この中でどれがいいかと言われたら踏まれてからの罵倒が一番いいです。いや、これは決して僕の特殊な性癖とか好みとかではない。断じて違う。ただ単に痛さが小さいだけだ。
だって三角木馬って軽く死ぬよ。やったことがない人はわからないかもしれないけど股間に体重がかからないように尻の方に重心を置くんだけどそれだと尻がわれる。もうわれてるけど。

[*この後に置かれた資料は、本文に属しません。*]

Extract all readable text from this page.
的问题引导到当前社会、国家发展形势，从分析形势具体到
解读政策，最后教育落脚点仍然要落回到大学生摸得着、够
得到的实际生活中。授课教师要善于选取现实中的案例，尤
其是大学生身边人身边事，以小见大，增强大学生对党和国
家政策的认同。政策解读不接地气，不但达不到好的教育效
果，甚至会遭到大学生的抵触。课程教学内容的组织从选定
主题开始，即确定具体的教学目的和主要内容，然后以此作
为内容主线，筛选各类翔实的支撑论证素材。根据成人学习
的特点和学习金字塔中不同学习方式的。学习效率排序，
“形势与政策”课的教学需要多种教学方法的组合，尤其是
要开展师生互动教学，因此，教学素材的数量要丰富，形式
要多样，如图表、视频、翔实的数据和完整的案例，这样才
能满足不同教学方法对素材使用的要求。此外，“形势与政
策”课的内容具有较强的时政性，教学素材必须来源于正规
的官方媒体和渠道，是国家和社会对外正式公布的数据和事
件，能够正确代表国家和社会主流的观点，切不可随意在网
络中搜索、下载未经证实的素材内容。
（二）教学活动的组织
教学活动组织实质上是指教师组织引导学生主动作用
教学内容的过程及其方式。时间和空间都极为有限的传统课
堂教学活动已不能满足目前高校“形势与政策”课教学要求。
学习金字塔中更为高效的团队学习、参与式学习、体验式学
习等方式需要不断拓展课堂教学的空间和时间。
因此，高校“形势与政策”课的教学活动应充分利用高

だからといって尻より後ろに重心を置くと尾てい骨に全体重がかかってめちゃくちゃ痛い。だから尻で体を支えて足を三角のところでふんばって痛みから逃げる。
鞭は普通に痛い。服の上からだとなんとか耐えれるけど服を脱がされてやられると超痛いよ。あざできるから。
「僕的には踏まれて罵倒が一番いいんだけどどうかな」
だめもとでお願いしてみた。もっとも今の結衣ちゃんに僕の声が届いているのかはわからないが。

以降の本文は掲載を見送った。